Tuesday, June 09, 2020

Failures of an Influential COVID-19 Model Used to Justify Lockdowns

Commentary from Kevin Dayaratna on The Daily Signal.com (May 16):

Professor Neil Ferguson, who led the COVID-19 modeling team at Imperial College in London, resigned May 5 from his government advisory role after breaking the very same British lockdown rules that he had a role in influencing.

Ferguson led the Imperial College team that designed the computer model that, among others, had been used to justify the recent stay-at-home orders in England as well as in the United States. We now know the model was so highly flawed it never should have been relied upon for policy decisions to begin with.
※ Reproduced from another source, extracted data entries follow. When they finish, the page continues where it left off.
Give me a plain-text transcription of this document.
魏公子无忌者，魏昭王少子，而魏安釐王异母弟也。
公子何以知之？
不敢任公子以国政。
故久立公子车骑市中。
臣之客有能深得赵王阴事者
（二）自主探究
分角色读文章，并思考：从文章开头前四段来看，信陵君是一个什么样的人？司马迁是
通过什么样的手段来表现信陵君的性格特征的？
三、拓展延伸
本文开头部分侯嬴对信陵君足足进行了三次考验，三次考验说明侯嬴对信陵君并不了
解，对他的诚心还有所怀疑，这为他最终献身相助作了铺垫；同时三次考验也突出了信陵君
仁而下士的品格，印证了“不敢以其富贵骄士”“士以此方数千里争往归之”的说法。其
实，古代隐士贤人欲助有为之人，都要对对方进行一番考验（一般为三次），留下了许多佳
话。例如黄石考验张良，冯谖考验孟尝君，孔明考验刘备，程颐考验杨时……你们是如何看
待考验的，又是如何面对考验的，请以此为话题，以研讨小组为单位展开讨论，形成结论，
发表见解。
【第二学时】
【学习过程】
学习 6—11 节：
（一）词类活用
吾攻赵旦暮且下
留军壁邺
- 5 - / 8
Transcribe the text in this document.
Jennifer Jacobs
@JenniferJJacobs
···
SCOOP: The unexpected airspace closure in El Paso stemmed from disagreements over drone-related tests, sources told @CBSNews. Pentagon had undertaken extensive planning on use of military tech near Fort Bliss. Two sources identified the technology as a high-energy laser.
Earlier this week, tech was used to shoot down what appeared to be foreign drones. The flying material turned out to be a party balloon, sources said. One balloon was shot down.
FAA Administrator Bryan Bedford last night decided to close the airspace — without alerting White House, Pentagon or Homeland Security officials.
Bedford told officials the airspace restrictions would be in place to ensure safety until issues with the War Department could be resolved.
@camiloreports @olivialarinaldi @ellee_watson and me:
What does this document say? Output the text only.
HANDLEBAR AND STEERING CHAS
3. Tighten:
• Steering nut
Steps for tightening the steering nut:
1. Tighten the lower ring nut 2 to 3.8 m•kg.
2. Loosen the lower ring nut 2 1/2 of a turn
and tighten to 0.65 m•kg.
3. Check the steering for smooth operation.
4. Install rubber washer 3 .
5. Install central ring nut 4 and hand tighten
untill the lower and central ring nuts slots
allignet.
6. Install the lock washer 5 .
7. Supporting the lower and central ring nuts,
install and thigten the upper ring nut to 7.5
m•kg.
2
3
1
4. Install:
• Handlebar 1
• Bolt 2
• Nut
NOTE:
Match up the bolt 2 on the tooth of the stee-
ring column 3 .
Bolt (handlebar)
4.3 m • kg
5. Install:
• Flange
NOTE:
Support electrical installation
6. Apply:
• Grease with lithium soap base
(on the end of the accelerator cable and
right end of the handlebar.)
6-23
Epidemiology—the study of the incidence, prevalence, and impact of disease—frequently calls upon models to forecast potential outcomes of diseases. Not surprisingly, once COVID-19 became a pandemic, policy experts from all across the world began relying on such models.

The Imperial College researchers ran one such model they had used in prior research and forecast a number of potential outcomes, including that, by October, more than 500,000 people in Great Britain and 2 million people in the U.S. would die as a result of COVID-19.

The model also predicted the United States could incur up to 1 million deaths even with “enhanced social distancing” guidelines, including “shielding the elderly.” Imperial’s modeling results influenced British Prime Minister Boris Johnson to impose a nationwide lockdown and influenced the White House as well.

I asked Ferguson and his colleagues for their model on multiple occasions to see how they got their numbers, but they never replied to my emails.

According to Nature, they had been “working with Microsoft to tidy up the code and make it available.” I also asked the U.S. Centers for Disease Control and Prevention for the codes it used to develop its COVID-19 forecasts, but got no response. [read more]

The shutdown was a bad idea. It should never be repeated. It didn’t slow down the virus. If anything it sped up the spread. Virus don’t like sunshine and fresh air—they don’t spread as well.